ATLANTA—If Delta Air Lines’ Operations Control Center is incapacitated due to a fire, extreme weather or bomb, it can set up within 15 minutes at a duplicate facility already in place nearby. That’s been proven during yearly drills.

Tasked with monitoring the safety and security of 4,900 daily flights, even that 15 minutes can be vital for the OCC.  You can’t be out of touch with aircraft for much longer, Damon Cox, supervisor, domestic operations, flight control, said during the ASIS 2014 Media Tour.

The duplicate site has the exact access control for employees, the same office layout, workstations, computer terminals and more.

The bustling, yet quiet OCC is responsible for the safety of each Delta flight. It monitors weather with a professional meteorology staff, political happenings in the world that might impact flights, traffic patterns and virtually every other type of potential disruption to its flight schedule. If your Delta flight is delayed or canceled, it’s OCC that made that call.

If there’s a mid-air disturbance on any one of Delta’s flights worldwide, Kevin Wilhite, with corporate security at the OCC, will hear about it.

When he gets a direct call at his security station from a flight crew, he’ll immediately be touch with the TSA, FBI, CIA and other authorities as the situation warrants. Databases will be checked and Wilhite will find out if there is an air marshal on board the flight. He then will determine whether it’s necessary for the flight to be rerouted to a closer landing site, if the disruptive passenger should be restrained or what other protective measures the flight crew should take, if any.

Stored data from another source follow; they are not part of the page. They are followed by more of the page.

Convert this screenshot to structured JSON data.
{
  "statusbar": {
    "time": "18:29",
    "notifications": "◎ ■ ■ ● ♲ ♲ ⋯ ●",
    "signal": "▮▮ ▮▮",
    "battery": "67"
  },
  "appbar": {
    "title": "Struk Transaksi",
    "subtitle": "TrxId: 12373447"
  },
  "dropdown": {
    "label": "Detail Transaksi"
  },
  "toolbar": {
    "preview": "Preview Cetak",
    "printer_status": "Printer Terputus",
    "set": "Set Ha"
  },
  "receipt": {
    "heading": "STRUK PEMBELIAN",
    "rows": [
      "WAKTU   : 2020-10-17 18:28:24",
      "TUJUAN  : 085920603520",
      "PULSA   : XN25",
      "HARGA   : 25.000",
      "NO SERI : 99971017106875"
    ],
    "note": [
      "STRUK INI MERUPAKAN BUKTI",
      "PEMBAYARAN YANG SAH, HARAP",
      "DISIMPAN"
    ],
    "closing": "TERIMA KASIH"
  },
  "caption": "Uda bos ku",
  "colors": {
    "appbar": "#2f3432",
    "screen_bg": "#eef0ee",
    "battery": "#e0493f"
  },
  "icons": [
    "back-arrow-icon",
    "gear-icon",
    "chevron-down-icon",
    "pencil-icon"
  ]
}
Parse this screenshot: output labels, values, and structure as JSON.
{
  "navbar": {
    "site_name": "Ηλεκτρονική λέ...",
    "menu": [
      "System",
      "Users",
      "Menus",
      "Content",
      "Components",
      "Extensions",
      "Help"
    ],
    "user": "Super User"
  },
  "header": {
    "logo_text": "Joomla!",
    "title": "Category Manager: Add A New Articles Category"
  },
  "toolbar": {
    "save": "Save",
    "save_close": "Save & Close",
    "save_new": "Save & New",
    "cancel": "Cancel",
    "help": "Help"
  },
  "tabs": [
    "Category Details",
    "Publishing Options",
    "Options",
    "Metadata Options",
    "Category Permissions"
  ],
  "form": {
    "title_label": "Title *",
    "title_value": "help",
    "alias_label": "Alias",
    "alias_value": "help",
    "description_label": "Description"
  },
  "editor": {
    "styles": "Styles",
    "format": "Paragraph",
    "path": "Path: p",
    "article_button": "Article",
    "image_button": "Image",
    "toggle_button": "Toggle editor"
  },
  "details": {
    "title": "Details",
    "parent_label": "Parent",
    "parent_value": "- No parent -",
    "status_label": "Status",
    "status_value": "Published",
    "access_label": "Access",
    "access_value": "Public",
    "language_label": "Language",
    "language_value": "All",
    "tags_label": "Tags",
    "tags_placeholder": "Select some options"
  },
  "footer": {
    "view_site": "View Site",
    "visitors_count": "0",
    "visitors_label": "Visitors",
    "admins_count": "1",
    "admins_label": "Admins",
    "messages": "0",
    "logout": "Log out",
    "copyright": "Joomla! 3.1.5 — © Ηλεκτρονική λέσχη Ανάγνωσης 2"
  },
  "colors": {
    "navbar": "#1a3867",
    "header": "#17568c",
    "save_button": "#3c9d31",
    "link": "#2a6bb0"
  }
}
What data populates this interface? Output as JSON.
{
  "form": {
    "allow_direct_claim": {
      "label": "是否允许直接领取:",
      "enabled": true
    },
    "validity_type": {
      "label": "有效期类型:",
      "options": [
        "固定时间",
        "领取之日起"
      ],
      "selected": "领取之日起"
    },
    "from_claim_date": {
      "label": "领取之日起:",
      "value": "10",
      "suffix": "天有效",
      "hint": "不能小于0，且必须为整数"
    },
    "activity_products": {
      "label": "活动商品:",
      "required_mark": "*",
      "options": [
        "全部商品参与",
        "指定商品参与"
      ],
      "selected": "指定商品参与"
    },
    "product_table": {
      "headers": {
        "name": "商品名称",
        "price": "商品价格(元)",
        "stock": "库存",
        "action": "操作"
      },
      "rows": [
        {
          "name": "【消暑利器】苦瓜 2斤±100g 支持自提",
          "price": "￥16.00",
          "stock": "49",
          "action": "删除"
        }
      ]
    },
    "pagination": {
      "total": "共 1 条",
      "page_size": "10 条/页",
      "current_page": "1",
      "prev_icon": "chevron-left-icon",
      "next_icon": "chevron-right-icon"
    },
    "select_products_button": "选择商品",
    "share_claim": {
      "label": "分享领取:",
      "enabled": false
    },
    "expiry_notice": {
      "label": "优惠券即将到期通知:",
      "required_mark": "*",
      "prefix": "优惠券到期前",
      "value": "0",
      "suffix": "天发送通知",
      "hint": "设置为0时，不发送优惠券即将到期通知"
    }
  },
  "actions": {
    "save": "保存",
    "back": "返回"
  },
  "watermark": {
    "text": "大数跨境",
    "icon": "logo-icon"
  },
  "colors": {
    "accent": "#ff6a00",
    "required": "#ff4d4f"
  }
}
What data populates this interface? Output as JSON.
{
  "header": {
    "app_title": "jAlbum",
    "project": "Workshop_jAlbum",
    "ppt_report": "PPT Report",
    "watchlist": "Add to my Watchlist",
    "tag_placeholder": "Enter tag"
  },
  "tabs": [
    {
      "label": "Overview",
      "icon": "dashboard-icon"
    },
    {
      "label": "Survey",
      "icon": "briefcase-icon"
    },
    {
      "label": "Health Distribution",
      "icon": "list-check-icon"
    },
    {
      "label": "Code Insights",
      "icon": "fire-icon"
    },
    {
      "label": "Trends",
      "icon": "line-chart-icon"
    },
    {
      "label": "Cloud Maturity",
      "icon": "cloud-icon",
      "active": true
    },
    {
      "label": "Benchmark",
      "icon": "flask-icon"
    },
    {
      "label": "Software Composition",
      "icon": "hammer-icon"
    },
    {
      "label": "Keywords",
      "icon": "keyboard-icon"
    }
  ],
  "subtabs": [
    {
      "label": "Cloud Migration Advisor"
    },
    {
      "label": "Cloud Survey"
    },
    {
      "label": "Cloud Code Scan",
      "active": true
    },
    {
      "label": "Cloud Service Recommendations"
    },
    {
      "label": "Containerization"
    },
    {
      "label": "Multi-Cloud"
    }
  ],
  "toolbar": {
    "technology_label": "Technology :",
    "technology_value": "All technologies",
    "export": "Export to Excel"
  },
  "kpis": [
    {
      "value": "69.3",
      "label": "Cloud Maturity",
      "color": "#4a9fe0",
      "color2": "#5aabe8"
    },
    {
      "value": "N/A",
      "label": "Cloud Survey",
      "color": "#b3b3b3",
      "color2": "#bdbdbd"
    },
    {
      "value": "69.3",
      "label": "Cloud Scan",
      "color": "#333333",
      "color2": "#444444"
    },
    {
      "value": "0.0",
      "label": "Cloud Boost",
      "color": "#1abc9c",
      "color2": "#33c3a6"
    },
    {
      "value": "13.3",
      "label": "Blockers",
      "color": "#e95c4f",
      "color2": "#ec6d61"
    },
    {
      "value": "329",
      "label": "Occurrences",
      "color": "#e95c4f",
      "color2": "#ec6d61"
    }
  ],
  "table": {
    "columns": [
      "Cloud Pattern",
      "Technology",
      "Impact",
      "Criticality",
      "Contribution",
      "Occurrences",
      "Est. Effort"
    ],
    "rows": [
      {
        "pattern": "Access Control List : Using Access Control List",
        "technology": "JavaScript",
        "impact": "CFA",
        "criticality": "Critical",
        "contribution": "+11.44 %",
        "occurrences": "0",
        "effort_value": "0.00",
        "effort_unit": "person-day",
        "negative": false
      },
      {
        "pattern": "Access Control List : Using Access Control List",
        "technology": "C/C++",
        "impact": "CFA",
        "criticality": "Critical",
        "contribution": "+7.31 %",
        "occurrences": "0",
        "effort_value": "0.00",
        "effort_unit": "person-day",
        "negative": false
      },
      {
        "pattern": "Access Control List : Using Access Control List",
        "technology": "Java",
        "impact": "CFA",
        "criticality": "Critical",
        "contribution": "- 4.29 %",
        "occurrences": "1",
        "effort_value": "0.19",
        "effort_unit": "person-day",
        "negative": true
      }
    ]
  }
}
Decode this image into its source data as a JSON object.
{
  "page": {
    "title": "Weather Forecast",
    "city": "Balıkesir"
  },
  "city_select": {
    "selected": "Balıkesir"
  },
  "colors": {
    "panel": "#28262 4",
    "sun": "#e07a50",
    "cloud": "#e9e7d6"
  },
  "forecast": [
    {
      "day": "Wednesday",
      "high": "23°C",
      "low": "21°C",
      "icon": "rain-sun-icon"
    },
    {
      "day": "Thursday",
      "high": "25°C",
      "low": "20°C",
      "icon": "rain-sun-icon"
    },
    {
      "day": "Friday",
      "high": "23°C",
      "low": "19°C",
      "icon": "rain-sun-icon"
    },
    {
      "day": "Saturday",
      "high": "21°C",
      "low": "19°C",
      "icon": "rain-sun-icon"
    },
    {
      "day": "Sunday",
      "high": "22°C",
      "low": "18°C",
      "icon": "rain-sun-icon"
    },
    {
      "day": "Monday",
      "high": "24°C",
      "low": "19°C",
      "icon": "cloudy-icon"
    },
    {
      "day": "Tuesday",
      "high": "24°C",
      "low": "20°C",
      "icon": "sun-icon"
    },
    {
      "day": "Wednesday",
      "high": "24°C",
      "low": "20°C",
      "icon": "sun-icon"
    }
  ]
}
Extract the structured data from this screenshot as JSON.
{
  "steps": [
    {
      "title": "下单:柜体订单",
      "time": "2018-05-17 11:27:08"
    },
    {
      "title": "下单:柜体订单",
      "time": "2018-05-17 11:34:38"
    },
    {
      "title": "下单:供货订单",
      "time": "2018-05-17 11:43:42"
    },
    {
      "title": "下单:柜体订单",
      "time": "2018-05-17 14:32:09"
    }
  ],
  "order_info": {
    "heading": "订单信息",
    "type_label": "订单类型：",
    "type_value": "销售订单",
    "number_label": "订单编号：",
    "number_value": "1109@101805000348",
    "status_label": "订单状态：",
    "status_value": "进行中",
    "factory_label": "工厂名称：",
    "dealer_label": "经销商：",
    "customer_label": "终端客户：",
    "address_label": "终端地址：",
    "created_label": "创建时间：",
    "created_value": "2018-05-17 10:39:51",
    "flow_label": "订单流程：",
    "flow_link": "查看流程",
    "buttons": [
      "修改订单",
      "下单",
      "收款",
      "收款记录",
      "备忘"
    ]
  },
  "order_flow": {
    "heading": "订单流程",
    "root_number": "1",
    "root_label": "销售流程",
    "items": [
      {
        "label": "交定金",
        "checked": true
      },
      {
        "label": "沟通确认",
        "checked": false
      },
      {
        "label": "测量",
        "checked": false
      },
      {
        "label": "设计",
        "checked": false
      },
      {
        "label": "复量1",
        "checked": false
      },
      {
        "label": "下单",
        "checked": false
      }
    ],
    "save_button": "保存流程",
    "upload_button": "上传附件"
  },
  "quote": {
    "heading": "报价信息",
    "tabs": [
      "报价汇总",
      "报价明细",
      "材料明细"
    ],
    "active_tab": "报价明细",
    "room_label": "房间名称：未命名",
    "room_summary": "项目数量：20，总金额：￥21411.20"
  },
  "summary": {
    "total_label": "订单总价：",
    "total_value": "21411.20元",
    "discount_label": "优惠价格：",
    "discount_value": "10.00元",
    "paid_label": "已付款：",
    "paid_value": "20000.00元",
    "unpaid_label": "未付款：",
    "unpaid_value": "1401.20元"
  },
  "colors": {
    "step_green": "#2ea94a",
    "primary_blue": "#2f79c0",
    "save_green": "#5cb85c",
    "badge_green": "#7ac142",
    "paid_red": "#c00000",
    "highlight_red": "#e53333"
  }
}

J. Randy Ryan, district manager for Allied Barton, conducted the tour of the large, multi-building Delta campus, including its OCC. Ryan, a former Delta employee, is in charge of physical security on the Delta campus, including its access control systems and fingerprinting center for prospective and current employees.

The site uses Andover Continuum for its access control, provided by systems integrator Convergint Technologies.

Security on the campus is tight, especially when it comes to Delta’s technical operations center, or TOC, which repairs and maintains aircraft, Ryan said. Titanium, gold, silver and platinum are used in repairs there and the facility also has direct access to the nearby Hartsfield-Jackson Atlanta International Airport. A separate security system is in place at that site and access is heavily restricted.

In addition, Delta is soon to open its Delta Heritage Museum on the campus, which will provide additional security challenges, Ryan said. There’s a separate entrance to the secure the campus for the museum, but keeping museum visitors off the main campus eventually may require a fence, he said.